With so much work to do, it’s been pretty hard lately to rise much above maintenance mode in the kitchen. I don’t even feel the urge to get fancy or spend all day messing around with various components or techniques so that dinner can be a unique and creative improvisation like I did so much in the winter. Having said that, I still want things to taste good, and given the chance I will incorporate some high-tech tricks to achieve a better result- provided that doing so is not time-intensive.
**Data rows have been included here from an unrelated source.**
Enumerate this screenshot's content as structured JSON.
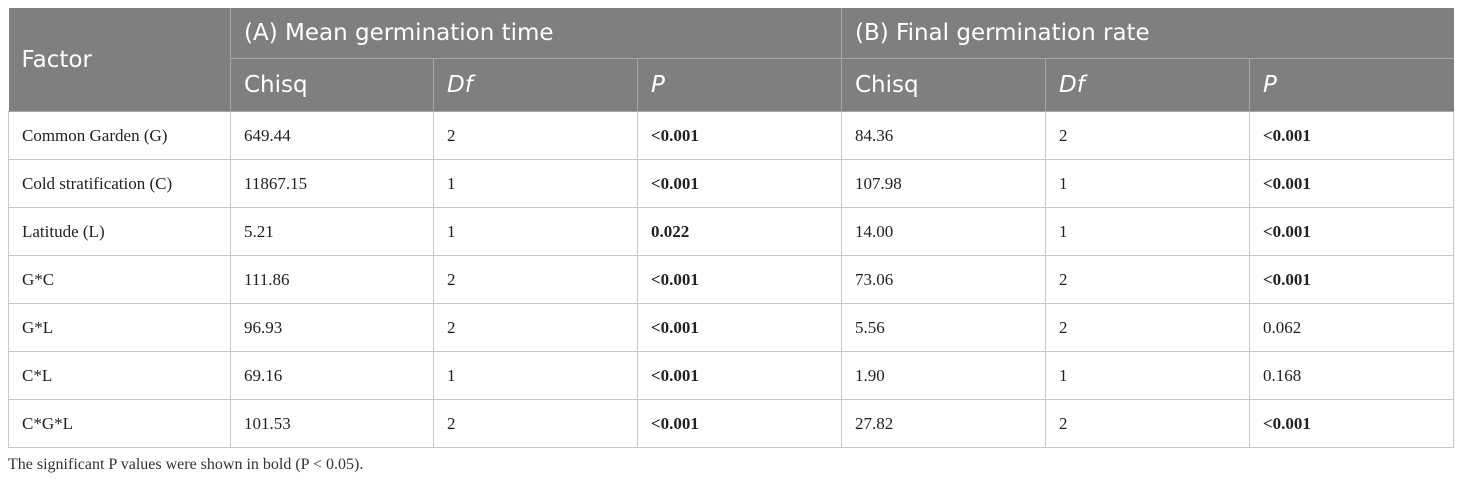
{
  "header": {
    "factor": "Factor",
    "group_a": "(A) Mean germination time",
    "group_b": "(B) Final germination rate",
    "columns": [
      "Chisq",
      "Df",
      "P",
      "Chisq",
      "Df",
      "P"
    ]
  },
  "rows": [
    {
      "factor": "Common Garden (G)",
      "a_chisq": "649.44",
      "a_df": "2",
      "a_p": "<0.001",
      "b_chisq": "84.36",
      "b_df": "2",
      "b_p": "<0.001"
    },
    {
      "factor": "Cold stratification (C)",
      "a_chisq": "11867.15",
      "a_df": "1",
      "a_p": "<0.001",
      "b_chisq": "107.98",
      "b_df": "1",
      "b_p": "<0.001"
    },
    {
      "factor": "Latitude (L)",
      "a_chisq": "5.21",
      "a_df": "1",
      "a_p": "0.022",
      "b_chisq": "14.00",
      "b_df": "1",
      "b_p": "<0.001"
    },
    {
      "factor": "G*C",
      "a_chisq": "111.86",
      "a_df": "2",
      "a_p": "<0.001",
      "b_chisq": "73.06",
      "b_df": "2",
      "b_p": "<0.001"
    },
    {
      "factor": "G*L",
      "a_chisq": "96.93",
      "a_df": "2",
      "a_p": "<0.001",
      "b_chisq": "5.56",
      "b_df": "2",
      "b_p": "0.062"
    },
    {
      "factor": "C*L",
      "a_chisq": "69.16",
      "a_df": "1",
      "a_p": "<0.001",
      "b_chisq": "1.90",
      "b_df": "1",
      "b_p": "0.168"
    },
    {
      "factor": "C*G*L",
      "a_chisq": "101.53",
      "a_df": "2",
      "a_p": "<0.001",
      "b_chisq": "27.82",
      "b_df": "2",
      "b_p": "<0.001"
    }
  ],
  "footnote": "The significant P values were shown in bold (P < 0.05)."
}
In this case, broiled salmon with herbes de Provence is about as basic as it gets. Black rice is a cool-looking departure from the short-grain brown we usually eat, but not any harder to make. The sauce, though, is a little bit interesting. I took both kale and spinach (since we had about a half-bunch of each) and wilted them in a pan to which I had already added a little oil and a few each of fenugreek, coriander, and mustard seeds. In addition to the greens, I threw in a couple of chopped kaffir lime leaves and let it all go for a minute or two. Then I puréed it with the stick blender, adding a little yogurt, a little leftover dashi from Milo’s breakfast miso soup, and enough Ultratex to thicken it so it wouldn’t weep.
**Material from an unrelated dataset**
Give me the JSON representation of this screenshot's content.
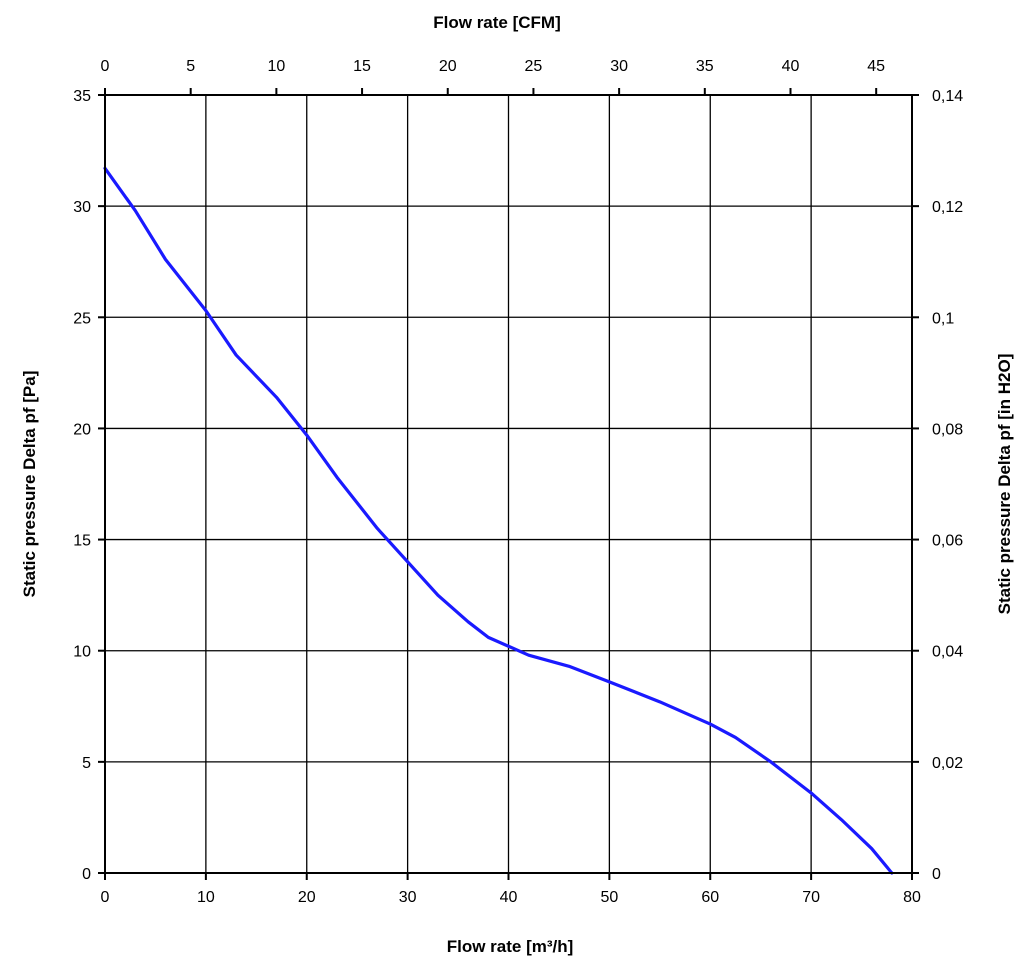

The last bit was key, in its subtle way; the extra density of the sauce gave it a spoon-coating texture and light, almost frothy body that was noticeably different from the normal puddle of green leaking a brighter green liquid around the edges. And the spices and lime leaves gave it a surprising South and Southeast Asian lift that perfumed the other components in a welcome way, helping rescue them somewhat from banality. At some point I hope to return to the more adventurous and ambitious end of the spectrum, but for now it looks like simple stuff with minor tweaking will be the focus of our spring eating. Which is fine. And I’ve been wrong before.